Across the UK, the number of child benefit claims for infants fell by nine per cent to 513,445, which was the biggest decrease of all children up to 19.
HMRC says lower birth rates may have been a factor, but the previous year's drop in claims for children aged less than one was just four per cent.
Many councils paused birth registrations during the pandemic, meaning parents have been unable to obtain a birth certificate which is needed to claim child benefit – the money paid to those responsible for bringing up a child.
Though HMRC did allow parents to do so without one, Turn2Us said this is likely the main reason for the "significant drop" in claims for babies.
Sara Willcocks, head of external affairs at the charity, added: "While child benefit can be backdated up to three months, it is a serious concern that so many new parents might have missed out on hundreds of pounds.

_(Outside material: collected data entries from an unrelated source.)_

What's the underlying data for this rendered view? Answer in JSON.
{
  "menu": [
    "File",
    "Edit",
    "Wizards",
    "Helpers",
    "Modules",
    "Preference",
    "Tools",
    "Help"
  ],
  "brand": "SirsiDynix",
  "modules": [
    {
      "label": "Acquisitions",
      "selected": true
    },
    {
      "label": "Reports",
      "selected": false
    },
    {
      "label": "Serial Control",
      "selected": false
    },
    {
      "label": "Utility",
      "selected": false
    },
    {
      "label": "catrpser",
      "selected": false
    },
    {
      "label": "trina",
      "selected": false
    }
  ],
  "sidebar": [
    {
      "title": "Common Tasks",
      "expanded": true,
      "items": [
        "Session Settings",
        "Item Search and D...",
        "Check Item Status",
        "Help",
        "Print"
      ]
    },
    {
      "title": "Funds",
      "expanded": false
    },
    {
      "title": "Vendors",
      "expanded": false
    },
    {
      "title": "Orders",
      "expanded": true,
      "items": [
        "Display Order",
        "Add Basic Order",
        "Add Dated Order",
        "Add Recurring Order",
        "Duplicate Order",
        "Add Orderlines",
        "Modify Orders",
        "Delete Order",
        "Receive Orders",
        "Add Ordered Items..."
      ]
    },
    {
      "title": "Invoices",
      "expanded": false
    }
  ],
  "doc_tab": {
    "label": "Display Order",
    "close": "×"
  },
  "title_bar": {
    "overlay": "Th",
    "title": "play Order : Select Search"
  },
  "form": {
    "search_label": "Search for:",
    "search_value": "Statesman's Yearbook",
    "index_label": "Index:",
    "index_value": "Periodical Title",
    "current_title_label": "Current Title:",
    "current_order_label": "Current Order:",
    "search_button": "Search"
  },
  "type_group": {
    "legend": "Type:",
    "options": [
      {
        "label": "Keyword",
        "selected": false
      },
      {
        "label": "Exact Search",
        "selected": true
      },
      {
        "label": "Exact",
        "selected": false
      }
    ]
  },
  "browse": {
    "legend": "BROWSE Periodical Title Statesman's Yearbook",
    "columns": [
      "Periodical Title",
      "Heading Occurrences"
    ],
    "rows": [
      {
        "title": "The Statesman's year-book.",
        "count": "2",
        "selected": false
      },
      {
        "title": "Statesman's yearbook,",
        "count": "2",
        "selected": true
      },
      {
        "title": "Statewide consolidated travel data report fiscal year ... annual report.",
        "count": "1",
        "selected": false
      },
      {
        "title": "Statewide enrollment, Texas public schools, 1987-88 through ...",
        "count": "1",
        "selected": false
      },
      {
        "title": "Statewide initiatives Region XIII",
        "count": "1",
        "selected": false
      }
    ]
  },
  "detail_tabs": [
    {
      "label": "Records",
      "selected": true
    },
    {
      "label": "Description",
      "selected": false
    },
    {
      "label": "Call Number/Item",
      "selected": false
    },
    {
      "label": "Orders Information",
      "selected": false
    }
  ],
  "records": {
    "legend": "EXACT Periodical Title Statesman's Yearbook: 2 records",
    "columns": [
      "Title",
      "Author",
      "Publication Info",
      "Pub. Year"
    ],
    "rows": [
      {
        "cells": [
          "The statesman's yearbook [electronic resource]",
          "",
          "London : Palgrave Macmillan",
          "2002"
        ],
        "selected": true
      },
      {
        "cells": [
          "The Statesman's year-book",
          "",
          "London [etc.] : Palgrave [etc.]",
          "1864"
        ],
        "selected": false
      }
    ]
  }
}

"Over the last decade, child poverty has risen dramatically and we have seen baby banks pop up across the country as so many parents struggle with the costs of raising a child.
"This is why it is vital parents claim all the support they are entitled to."
The anti-poverty group has called on the Government to increase child benefit by at least £10 per child per week, and publicise the scheme more widely to increase uptake.
The benefit is increasing from £21.05 to £21.15 for the eldest child from April 12, and from £13.95 to £14 per week for each subsequent child.
Overall, the number of children for whom benefits were being received across the UK fell by just one per cent between both 2018 and 2019, and 2019 and 2020.
But in Preston, the figure rose from 31,490 to 31,590 between August 2019 and last year – a rise of 100.
The Child Poverty Action Group said it is "very concerning" that changes to the benefit in recent years – including a cut-off for higher earners – have led some parents to think they are not entitled.
Chief executive Alison Garnham added: "It may also be that in lockdown while parents are not registering births in person or having face-to-face benefits advice, they don’t get the information and help they need to claim.
"Child benefit is core money for the poorest families, not an extra, so if parents are not getting their entitlement it’s deeply worrying for the well-being of children."
An HMRC spokesman said it is important that new parents remember to register for child benefit, even during these "unprecedented times".